Proteins

While carbohydrates are located at the base of the food pyramid, proteins occupy the smaller space in the middle of the pyramid. Protein-rich foods include beef, poultry, fish, beans, eggs, nuts, and dairy products such as milk, yogurt, and cheese. Your body requires proteins for a wide variety of processes. Proteins are important structural components of cells. In fact, they make up half the dry weight of a cell—muscles are largely composed of proteins. Proteins called enzymes help regulate all the chemical reactions that build up and break down molecules inside your cells. Proteins also function as hormones that send chemical messages throughout your body. A healthful diet will obtain about 15% of its Calories from protein.

Proteins are large molecules made of monomer subunits called amino acids. There are 20 commonly occurring amino acids. Like carbohydrates, amino acids are made of carbons, hydrogens, and oxygens, but they have an additional amino group and various side groups. Side groups are chemical groups that give amino acids different chemical properties.

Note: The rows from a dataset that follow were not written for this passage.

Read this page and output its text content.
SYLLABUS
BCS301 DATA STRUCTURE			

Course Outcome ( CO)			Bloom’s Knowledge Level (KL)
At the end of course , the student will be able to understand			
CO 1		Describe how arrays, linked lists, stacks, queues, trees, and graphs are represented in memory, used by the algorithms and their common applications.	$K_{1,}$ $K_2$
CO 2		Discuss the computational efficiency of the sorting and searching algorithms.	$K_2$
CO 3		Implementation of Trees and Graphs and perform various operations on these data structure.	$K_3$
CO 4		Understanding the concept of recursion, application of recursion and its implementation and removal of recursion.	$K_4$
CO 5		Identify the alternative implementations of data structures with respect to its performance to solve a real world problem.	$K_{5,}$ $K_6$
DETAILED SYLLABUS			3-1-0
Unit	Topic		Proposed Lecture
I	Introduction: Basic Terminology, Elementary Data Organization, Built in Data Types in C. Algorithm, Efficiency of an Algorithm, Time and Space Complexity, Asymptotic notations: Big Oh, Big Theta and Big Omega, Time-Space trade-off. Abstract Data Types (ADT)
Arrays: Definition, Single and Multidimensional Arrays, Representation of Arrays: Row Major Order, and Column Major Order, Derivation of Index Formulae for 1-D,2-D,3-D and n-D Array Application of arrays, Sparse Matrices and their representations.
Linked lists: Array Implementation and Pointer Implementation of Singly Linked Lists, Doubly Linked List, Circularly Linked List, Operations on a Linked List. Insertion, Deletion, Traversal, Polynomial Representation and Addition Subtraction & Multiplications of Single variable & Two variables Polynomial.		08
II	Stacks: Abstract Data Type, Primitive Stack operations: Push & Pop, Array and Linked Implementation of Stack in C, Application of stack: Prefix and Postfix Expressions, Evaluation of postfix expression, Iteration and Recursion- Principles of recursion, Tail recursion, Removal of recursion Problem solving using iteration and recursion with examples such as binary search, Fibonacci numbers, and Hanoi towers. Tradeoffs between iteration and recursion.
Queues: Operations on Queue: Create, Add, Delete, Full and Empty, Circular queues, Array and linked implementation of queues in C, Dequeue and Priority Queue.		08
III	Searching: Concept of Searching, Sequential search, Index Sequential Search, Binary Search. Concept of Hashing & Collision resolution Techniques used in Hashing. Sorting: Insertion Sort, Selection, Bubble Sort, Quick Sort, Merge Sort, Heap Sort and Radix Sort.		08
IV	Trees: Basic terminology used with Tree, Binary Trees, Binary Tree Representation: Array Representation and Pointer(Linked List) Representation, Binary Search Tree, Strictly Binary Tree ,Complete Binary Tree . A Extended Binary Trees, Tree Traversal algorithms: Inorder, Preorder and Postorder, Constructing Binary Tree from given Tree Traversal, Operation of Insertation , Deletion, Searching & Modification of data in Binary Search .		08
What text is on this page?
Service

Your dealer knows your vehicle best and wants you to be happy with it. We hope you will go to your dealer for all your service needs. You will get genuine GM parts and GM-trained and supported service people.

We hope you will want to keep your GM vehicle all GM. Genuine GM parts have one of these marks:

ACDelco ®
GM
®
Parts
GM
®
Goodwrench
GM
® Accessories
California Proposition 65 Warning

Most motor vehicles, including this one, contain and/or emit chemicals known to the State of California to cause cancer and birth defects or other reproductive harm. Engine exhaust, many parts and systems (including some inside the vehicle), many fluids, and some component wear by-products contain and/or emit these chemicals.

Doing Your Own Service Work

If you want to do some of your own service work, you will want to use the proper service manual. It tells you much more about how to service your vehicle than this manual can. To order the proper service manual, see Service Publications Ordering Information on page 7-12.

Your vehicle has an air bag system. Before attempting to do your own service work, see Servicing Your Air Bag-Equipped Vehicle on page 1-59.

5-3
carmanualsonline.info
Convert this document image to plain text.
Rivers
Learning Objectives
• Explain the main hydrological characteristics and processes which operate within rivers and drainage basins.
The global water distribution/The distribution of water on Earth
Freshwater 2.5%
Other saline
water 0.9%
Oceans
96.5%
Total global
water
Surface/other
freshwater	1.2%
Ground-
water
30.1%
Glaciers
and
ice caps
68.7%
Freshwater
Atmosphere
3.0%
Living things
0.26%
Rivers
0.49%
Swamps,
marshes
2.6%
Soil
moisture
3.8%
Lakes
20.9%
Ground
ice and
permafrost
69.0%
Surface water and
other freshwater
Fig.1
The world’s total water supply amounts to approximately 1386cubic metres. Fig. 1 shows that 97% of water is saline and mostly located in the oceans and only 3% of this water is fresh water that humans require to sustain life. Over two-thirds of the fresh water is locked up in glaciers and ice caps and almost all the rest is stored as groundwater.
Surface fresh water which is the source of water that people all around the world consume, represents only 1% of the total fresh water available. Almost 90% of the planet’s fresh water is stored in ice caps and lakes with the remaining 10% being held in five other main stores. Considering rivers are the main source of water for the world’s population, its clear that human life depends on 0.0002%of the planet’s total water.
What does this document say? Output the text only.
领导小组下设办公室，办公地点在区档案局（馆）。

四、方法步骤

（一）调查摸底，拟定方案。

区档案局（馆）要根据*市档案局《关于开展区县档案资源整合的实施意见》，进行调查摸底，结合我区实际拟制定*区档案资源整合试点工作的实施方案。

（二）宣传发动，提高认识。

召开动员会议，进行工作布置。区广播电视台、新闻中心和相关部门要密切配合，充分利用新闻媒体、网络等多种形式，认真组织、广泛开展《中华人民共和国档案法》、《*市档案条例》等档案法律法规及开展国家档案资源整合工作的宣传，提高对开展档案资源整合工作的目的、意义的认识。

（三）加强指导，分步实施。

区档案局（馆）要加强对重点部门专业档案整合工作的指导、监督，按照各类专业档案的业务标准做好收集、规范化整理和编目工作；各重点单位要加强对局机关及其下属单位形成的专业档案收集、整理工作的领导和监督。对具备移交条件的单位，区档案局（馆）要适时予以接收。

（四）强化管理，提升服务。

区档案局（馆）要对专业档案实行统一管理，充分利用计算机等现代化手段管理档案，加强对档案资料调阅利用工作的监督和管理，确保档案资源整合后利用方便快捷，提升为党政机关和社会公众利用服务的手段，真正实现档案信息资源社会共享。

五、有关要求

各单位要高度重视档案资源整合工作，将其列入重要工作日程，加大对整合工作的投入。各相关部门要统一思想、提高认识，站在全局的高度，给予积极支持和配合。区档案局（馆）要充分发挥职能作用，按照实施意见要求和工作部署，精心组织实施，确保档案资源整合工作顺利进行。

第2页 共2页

Polymers of amino acids are sometimes called polypeptides because the name for the chemical bond joining adjacent amino acids is a peptide bond. Different amino acids are joined together to produce different proteins in much the same manner that children can use differently shaped beads to produce different structures. Each amino acid has unique chemical properties. Since different proteins are composed of different amino acids, each protein has unique chemical properties. Your body synthesizes most of the amino acids it needs. Those your body cannot synthesize are called essential amino acids and must be supplied by the foods you eat. Complete proteins contain he essential amino acids your body need—proteins obtained by eating meat are more likely to be complete than those obtained by eating plants; plant proteins can often be missing one or more essential amino acids.

In the past, some nutritionists believed that vegetarians might be at risk for deficiencies in certain amino acids. However, scientific studies have shown that there is little cause for concern. If a vegetarian’s diet is rich in a wide variety of plant-based foods, the body will have little trouble obtaining all the amino acids it needs to build proteins.

A more contemporary issue is whether vegetarians are deficient in vitamin. This vitamin is required for the production of red blood cells and helps maintain proper nerve function. Vegetarians can increase their intake by drinking soy milk or taking vitamin supplements.

Even though it is possible to obtain all the proteins you need by eating a  variety of plants, Americans tend to eat a lot of meat as well. In addition to being rich in proteins, meat tends to be rich in fat.